On the drive between the hotel and the concert site, I kept my eyes open for these, and they were on every street. I’d say about ten percent of front doors.
I’ve never seen one in Sweden.
It seems like such an obvious infringement of consent to me - pointing a camera into the street that films everything it sees, 24/7. Like, what gives you the right?
I really noticed it when I moved away - for the first week or so I could sense this difference, and then eventually I realised it was that every vantage point wasn’t bristling with cameras.
I’m sure it isn’t a uniquely British culture, but it isn’t universal either.
Definitely used to be the case. The nation of If You Haven’t Done Anything Wrong You Have Nothing to Worry About.
But then the idea of having national IDs, like basically all other European nations, is seen as a vast infringement of civil liberties. It’s so odd.
I was a teenager during the Blair years and I remember it being a big topic of political conversation (that I was quite animated by now). The idea that you’re constantly on camera in the UK even being questioned seems very old fashioned now.
Against the law in Sweden, too
I once suggested an *inside* our apartment camera for vacation time and my partner’s first thought was “I don’t know if that’s legal”
I can't remember if it was screenshots from Nextdoor or in the local Facebook group but there was definitely a thing where shots of a guy casing houses on the street at the same time each day were posted until the fella himself chimed in to say he caught the same train to work every morning.

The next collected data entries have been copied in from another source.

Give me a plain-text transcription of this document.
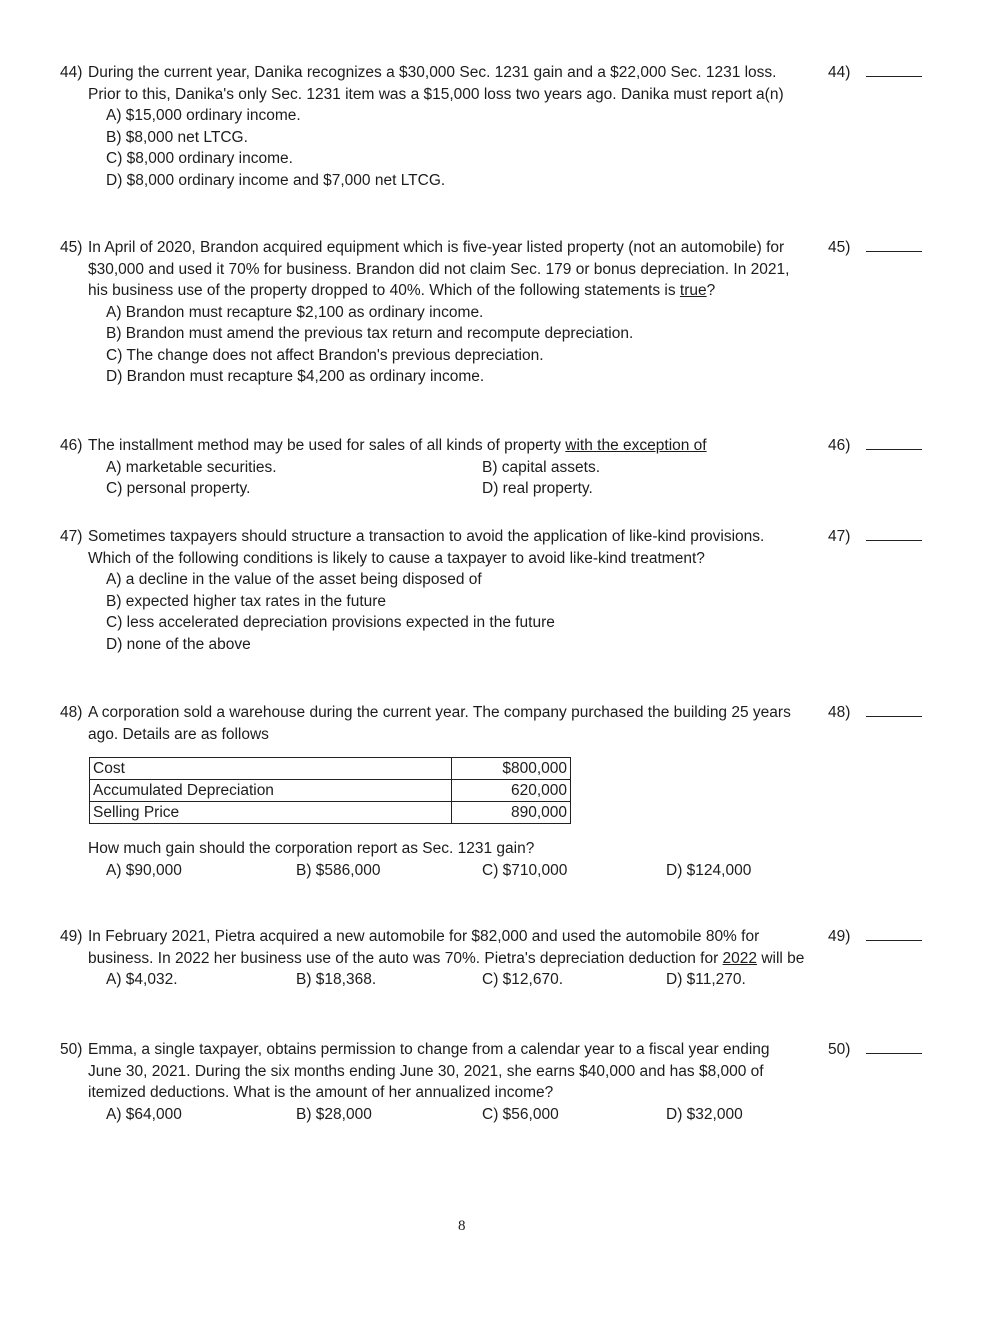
44) During the current year, Danika recognizes a $30,000 Sec. 1231 gain and a $22,000 Sec. 1231 loss. Prior to this, Danika's only Sec. 1231 item was a $15,000 loss two years ago. Danika must report a(n)
A) $15,000 ordinary income.
B) $8,000 net LTCG.
C) $8,000 ordinary income.
D) $8,000 ordinary income and $7,000 net LTCG.
44)
45) In April of 2020, Brandon acquired equipment which is five-year listed property (not an automobile) for $30,000 and used it 70% for business. Brandon did not claim Sec. 179 or bonus depreciation. In 2021, his business use of the property dropped to 40%. Which of the following statements is true?
A) Brandon must recapture $2,100 as ordinary income.
B) Brandon must amend the previous tax return and recompute depreciation.
C) The change does not affect Brandon's previous depreciation.
D) Brandon must recapture $4,200 as ordinary income.
45)
46) The installment method may be used for sales of all kinds of property with the exception of
A) marketable securities.	B) capital assets.
C) personal property.	D) real property.
46)
47) Sometimes taxpayers should structure a transaction to avoid the application of like-kind provisions. Which of the following conditions is likely to cause a taxpayer to avoid like-kind treatment?
A) a decline in the value of the asset being disposed of
B) expected higher tax rates in the future
C) less accelerated depreciation provisions expected in the future
D) none of the above
47)
48) A corporation sold a warehouse during the current year. The company purchased the building 25 years ago. Details are as follows
Cost	$800,000
Accumulated Depreciation	620,000
Selling Price	890,000
How much gain should the corporation report as Sec. 1231 gain?
A) $90,000	B) $586,000	C) $710,000	D) $124,000
48)
49) In February 2021, Pietra acquired a new automobile for $82,000 and used the automobile 80% for business. In 2022 her business use of the auto was 70%. Pietra's depreciation deduction for 2022 will be
A) $4,032.	B) $18,368.	C) $12,670.	D) $11,270.
49)
50) Emma, a single taxpayer, obtains permission to change from a calendar year to a fiscal year ending June 30, 2021. During the six months ending June 30, 2021, she earns $40,000 and has $8,000 of itemized deductions. What is the amount of her annualized income?
A) $64,000	B) $28,000	C) $56,000	D) $32,000
50)
8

Some of them share what they film with Amazon servers, and that feels like a real GDPR problem. Google got into trouble with stills taken from the street turning up on maps later; real-time pushing of people without consent seems... very off
Legally speaking it’s the same right that lets you take a photo on the street. Not saying it’s right or appropriate but it’s where the law sits. That said deliberately pointing it to film into a property that’s not yours is considered harassment.
In cases like that, the council with the help of the police can enforce removal or at least redirecting the camera so it’s not targeting someone. Streets however are viewed as public spaces and you can film them whenever you want.
Here in the states, I'd say it's about 25% of the houses have door cameras, and the cool thing is, Ring or Google home will automatically give the cops your video without notifying you if the cops should moly ask for all the footage from a specific street or area
We bought one recently, because the same companies that play fast and loose with your personal data already make having my phone notify me the delivery driver has dropped and ran without so much as a knock the only way I’m getting that parcel, rather than a random passer-by who sees a laptop box.